誰かに言われたわけではない。ただ、あの日感じた「間に合わなかった」という感覚が、体のどこかにずっと引っかかっていた。夕食を終えたあと、悠朗は毎晩、庭先でバットを振った。
「悠朗、もう暗いから、続きは明日にしなさい」
母親にそう声をかけられても、悠朗はもう少しだけ、と言って素振りをやめなかった。
◆
週末の練習で、悠朗はBチームのコーチである笹本に、思い切って聞いてみた。
「笹本コーチ、速い球、うまく打つには、どうしたらいい?」
笹本は少し考えてから、悠朗の手元に目をやった。
「悠朗は今、バットのどのへんを持ってる?」
「……ここらへん」
グリップの一番下を握って見せる悠朗に、笹本は頷いた。
「速い球に差し込まれる時は、バットを短く持ってみるといい。ちょっとだけ、こう——」
笹本はバットを手に取ると、グリップより少し上を握って構えて見せた。
「短く持つと、その分バットが軽く感じる。軽いと、腕の振りが速くなる。速い球にも、ぎりぎり間に合うようになるんだ」
悠朗は言われた通り、バットを少し短く持ち直してみた。確かに、いつもより軽く感じる。
「これで、振ってみていい?」
「おう、やってみな」
素振りを始めた悠朗の振りは、心なしか、いつもより鋭くなっていた気がした。うまく言葉にはできなかったが、体の感覚として、何かが変わった。
◆
同じ頃、大地は悠朗の隣で、黙々とティーバッティングを繰り返していた。まだお世辞にもうまいとは言えない大地だったが、この頃は素振りの回数だけは誰にも負けないくらい多くなっていた。
「悠朗、俺もバット短く持ってみようかな」
「うん、いいと思う」
「お前がやってるの見てたら、なんか、俺もできそうな気がしてきた」
大地は照れくさそうに笑いながら、悠朗の真似をしてグリップを短く持ち直した。二人並んで素振りをする様子を、笹本コーチは少し離れたところから眺めていた。
(あの二人、悪くない組み合わせだな)
口には出さなかったが、笹本はそんなことを思いながら、練習メニューを次に進める合図を出した。
◆
家に帰る道すがら、悠朗は父親に、短く持つコツを教わったことを話した。
「ふうん。それで、感覚は変わったか?」
「ちょっとだけ、軽くなった」
「ちょっとだけでも、変わったならいいことだ」
父親はそう言うと、悠朗の頭を軽くぽんと叩いた。
「一気に全部うまくなろうとしなくていい。ちょっとずつでいいんだ」
悠朗は父親の言葉を、頭の中で何度か繰り返した。ちょっとずつ。それなら、自分にもできそうな気がした。

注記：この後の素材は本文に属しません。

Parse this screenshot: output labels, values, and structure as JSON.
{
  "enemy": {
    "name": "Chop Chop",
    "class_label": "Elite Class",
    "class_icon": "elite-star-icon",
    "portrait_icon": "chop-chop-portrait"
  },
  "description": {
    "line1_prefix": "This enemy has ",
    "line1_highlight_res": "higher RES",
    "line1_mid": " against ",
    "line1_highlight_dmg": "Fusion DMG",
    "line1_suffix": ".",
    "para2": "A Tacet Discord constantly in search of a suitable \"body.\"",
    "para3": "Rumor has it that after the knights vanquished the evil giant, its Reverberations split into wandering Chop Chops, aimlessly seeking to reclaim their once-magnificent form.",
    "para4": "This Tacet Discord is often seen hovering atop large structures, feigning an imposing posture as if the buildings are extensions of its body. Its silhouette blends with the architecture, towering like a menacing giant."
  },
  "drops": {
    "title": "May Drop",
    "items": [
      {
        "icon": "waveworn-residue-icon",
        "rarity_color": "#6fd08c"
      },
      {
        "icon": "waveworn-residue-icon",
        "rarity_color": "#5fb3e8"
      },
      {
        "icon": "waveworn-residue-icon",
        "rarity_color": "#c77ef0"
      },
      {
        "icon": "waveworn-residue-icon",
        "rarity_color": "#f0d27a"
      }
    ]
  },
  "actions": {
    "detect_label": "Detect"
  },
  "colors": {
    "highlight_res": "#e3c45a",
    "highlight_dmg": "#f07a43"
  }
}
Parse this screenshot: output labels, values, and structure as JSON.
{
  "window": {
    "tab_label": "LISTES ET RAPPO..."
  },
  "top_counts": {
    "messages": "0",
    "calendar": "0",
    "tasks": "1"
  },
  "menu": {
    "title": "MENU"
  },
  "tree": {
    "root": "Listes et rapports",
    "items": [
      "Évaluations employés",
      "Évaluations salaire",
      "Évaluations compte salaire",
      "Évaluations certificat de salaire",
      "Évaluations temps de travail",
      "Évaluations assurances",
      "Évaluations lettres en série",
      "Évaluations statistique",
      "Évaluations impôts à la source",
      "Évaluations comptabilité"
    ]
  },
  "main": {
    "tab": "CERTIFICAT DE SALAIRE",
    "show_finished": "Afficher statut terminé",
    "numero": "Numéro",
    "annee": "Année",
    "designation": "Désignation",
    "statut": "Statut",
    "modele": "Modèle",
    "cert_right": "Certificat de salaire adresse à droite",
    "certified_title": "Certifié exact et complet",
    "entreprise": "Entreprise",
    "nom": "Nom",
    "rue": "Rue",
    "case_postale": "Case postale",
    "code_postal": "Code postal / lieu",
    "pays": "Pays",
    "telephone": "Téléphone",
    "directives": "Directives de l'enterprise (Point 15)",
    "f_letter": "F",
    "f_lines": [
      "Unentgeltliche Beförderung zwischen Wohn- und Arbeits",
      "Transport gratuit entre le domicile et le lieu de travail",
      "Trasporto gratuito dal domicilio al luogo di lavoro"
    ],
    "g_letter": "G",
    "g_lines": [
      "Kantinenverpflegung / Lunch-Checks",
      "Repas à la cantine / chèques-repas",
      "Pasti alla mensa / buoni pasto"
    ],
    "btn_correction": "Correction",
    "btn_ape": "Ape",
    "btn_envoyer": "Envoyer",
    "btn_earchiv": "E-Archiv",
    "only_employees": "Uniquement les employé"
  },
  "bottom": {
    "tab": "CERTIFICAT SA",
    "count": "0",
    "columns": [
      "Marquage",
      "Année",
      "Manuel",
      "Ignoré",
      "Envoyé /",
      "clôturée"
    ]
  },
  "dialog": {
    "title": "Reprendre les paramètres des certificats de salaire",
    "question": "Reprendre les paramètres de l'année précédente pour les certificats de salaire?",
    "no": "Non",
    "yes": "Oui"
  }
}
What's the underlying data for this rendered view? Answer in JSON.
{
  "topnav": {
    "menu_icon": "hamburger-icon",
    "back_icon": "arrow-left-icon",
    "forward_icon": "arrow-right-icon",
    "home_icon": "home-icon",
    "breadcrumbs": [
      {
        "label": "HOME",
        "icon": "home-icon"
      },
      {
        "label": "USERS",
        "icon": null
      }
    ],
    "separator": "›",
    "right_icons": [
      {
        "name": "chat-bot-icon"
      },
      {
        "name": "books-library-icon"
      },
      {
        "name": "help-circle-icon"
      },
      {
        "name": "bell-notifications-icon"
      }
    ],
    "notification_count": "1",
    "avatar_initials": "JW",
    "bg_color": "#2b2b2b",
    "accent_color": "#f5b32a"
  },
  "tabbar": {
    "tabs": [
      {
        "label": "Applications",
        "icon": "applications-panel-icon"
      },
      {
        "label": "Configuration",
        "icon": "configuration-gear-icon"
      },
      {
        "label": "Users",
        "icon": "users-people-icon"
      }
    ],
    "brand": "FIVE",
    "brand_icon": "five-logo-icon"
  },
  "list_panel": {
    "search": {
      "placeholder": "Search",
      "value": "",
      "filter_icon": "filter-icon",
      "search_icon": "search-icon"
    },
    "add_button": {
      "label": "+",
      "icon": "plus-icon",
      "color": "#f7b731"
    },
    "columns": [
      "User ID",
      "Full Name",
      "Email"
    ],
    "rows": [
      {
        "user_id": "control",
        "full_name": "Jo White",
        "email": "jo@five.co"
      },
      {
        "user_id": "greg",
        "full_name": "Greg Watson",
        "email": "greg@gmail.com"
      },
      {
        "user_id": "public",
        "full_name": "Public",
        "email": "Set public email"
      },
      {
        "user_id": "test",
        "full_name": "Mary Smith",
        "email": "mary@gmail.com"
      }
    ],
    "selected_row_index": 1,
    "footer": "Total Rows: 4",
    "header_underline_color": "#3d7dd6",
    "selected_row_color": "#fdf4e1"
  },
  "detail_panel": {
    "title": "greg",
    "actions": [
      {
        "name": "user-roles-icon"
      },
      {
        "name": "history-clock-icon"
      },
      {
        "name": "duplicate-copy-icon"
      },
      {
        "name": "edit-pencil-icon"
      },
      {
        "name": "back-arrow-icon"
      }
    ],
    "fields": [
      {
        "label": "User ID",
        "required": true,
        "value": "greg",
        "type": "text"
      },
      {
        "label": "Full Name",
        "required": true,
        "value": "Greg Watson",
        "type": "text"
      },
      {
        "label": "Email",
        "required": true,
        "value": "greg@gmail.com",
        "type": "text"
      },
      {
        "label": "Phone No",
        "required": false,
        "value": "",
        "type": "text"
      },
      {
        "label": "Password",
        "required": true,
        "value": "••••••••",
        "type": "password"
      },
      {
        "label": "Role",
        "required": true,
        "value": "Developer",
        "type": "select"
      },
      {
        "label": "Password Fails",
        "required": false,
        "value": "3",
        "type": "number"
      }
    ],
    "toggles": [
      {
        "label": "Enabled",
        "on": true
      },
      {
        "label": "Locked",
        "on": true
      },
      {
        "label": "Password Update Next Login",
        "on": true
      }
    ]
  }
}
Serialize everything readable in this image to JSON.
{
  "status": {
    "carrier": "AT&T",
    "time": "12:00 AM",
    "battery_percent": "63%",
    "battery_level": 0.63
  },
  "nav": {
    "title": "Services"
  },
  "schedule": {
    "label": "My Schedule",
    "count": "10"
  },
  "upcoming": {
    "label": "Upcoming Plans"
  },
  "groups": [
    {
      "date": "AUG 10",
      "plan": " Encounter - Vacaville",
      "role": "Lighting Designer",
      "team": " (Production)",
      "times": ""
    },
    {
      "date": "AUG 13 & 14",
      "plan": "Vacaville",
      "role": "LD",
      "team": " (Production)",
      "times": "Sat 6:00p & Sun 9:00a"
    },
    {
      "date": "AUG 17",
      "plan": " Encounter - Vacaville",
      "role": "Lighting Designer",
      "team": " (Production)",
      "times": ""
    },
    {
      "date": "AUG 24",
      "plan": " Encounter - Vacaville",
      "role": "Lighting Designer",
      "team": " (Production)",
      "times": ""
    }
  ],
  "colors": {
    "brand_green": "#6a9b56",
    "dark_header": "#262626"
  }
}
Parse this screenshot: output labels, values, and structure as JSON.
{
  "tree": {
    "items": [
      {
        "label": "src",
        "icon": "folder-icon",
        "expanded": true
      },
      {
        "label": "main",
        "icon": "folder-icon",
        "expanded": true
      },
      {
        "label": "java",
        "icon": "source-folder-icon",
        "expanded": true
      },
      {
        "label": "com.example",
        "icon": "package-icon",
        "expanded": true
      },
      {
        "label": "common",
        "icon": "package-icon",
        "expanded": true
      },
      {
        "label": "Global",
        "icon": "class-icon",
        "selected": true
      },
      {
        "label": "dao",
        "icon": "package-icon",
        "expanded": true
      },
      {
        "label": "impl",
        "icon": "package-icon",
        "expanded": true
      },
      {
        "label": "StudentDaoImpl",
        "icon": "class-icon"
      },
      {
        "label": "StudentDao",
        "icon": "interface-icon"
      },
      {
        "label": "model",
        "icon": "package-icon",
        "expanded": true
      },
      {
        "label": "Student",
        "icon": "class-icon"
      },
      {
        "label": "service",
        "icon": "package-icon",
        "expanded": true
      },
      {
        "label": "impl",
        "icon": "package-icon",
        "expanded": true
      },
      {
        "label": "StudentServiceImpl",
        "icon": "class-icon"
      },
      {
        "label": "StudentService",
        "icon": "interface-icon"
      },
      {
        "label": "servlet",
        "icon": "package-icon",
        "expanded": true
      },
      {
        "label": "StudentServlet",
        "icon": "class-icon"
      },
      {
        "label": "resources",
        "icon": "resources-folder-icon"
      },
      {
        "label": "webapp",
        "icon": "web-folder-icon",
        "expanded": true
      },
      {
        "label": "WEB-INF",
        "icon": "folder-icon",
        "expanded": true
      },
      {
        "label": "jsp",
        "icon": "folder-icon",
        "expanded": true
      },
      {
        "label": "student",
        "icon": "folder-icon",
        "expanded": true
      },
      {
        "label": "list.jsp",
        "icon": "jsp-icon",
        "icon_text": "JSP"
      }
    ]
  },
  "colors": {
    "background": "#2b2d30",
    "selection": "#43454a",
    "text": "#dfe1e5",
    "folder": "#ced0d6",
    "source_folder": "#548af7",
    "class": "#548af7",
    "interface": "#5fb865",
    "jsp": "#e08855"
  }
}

その夜も、悠朗はいつも通り庭先でバットを振った。短く持ったグリップの感触は、まだ完全には馴染んでいなかった。だが、その感触を確かめるように、悠朗は何度も何度も、同じ素振りを繰り返した。
三振したあの日の悔しさは、まだ悠朗の中に残っていた。けれど、それは重荷ではなく、次の一振りへ向かうための、静かな燃料になっていた。